I guess you'll be angry, after reading what I wrote So I suggest you cool down, and my feelings here I quote:
"I always thought this was a show, A silly game teens play Hormones flowing with the flow, A game destined to decay.
Never heard romantic songs because I could not relate to them. Thought all this was nonsense, 'cause I am too young to understand.
I know you despise all this, I once despised it too.
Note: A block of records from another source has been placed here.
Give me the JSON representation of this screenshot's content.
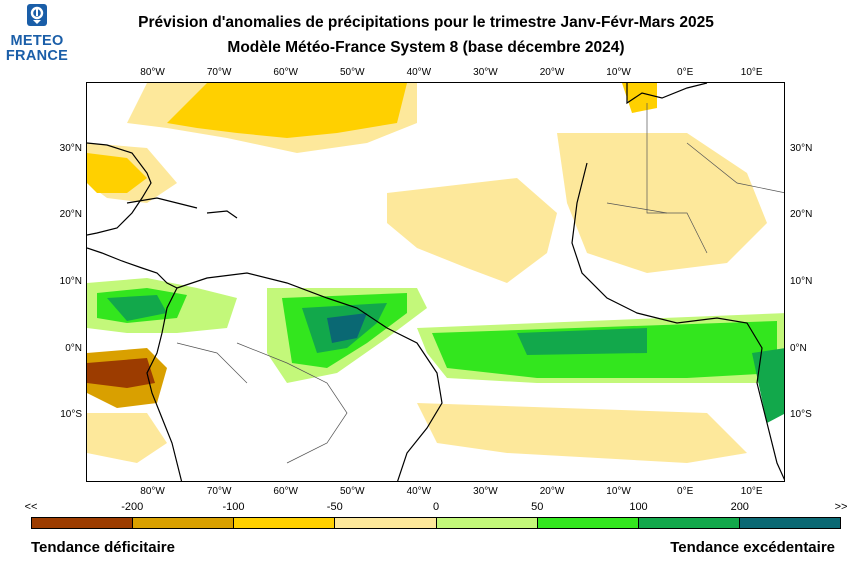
{
  "branding": {
    "logo_line1": "METEO",
    "logo_line2": "FRANCE"
  },
  "header": {
    "title_line1": "Prévision d'anomalies de précipitations pour le trimestre Janv-Févr-Mars 2025",
    "title_line2": "Modèle Météo-France System 8 (base décembre 2024)"
  },
  "map": {
    "lon_labels": [
      "80°W",
      "70°W",
      "60°W",
      "50°W",
      "40°W",
      "30°W",
      "20°W",
      "10°W",
      "0°E",
      "10°E"
    ],
    "lat_labels": [
      "30°N",
      "20°N",
      "10°N",
      "0°N",
      "10°S"
    ],
    "lon_range": [
      -90,
      15
    ],
    "lat_range": [
      -20,
      40
    ],
    "coastline_color": "#000000",
    "border_color": "#555555"
  },
  "legend": {
    "ticks": [
      "<<",
      "-200",
      "-100",
      "-50",
      "0",
      "50",
      "100",
      "200",
      ">>"
    ],
    "colors": [
      "#9c3c00",
      "#d9a000",
      "#ffd000",
      "#fde89b",
      "#c3f87a",
      "#33e61e",
      "#12a84b",
      "#0a6873"
    ],
    "left_caption": "Tendance déficitaire",
    "right_caption": "Tendance excédentaire"
  }
}
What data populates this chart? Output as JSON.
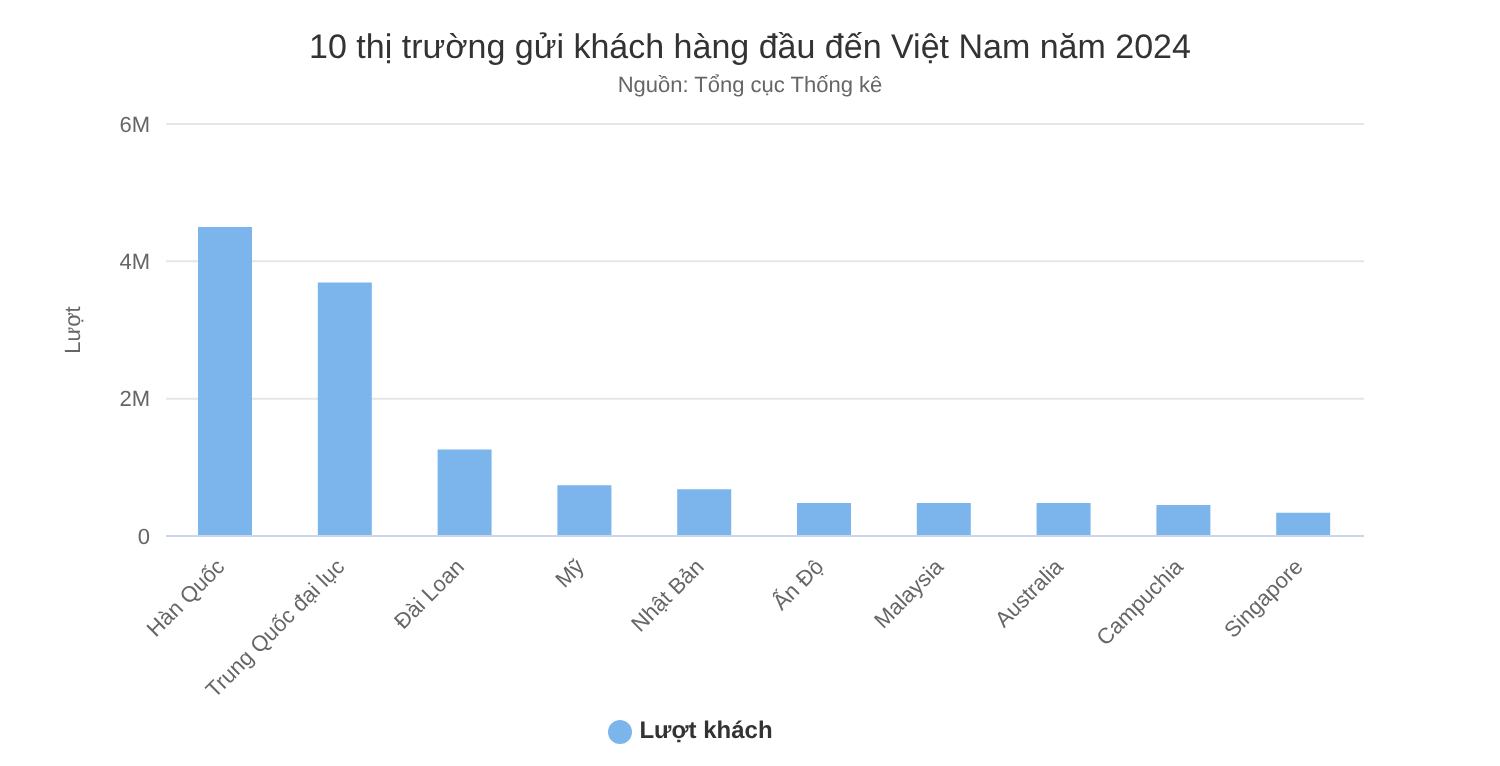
{
  "chart_data": {
    "type": "bar",
    "title": "10 thị trường gửi khách hàng đầu đến Việt Nam năm 2024",
    "subtitle": "Nguồn: Tổng cục Thống kê",
    "ylabel": "Lượt",
    "categories": [
      "Hàn Quốc",
      "Trung Quốc đại lục",
      "Đài Loan",
      "Mỹ",
      "Nhật Bản",
      "Ấn Độ",
      "Malaysia",
      "Australia",
      "Campuchia",
      "Singapore"
    ],
    "series": [
      {
        "name": "Lượt khách",
        "color": "#7cb5ec",
        "values": [
          4500000,
          3690000,
          1260000,
          740000,
          680000,
          480000,
          480000,
          480000,
          450000,
          340000
        ]
      }
    ],
    "ylim": [
      0,
      6000000
    ],
    "yticks": [
      0,
      {
        "value": 2000000,
        "label": "2M"
      },
      {
        "value": 4000000,
        "label": "4M"
      },
      {
        "value": 6000000,
        "label": "6M"
      }
    ],
    "grid": "y",
    "legend": "bottom"
  }
}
But when I met you I realized, there is a different view.
Some things are better said than been withheld. Because they make your eyes wetter and come back when you are eld.
Although I've told you this before and I believe I'm self aware, I thought I would once again like to clear the air.
That day, I wanted to forget you, 'cause I know how it ends. Leaving two beings dismal, never risking themselves again.
You told me it is momentary, that it will go away. But itβs just the contrary, And I think about you everyday.
Once again, I may sound like a flake, but I want you to know. Your parents must be very proud, your heart is as pure as snow.
I know you don't feel the same way though I'm your best friend, I just wanted you to be aware That this fool is in love with you, now comprehend.
Alas! I'm running out of words again, and I have nothing else left to write. And at the same time, have a heap of feelings to recite.
This is the best I can do, The poem is my gift to you. But if you tell me your honest presentiments I'd still be friends and never talk about this again."
Should I delete the first stanza and remove the quotation marks?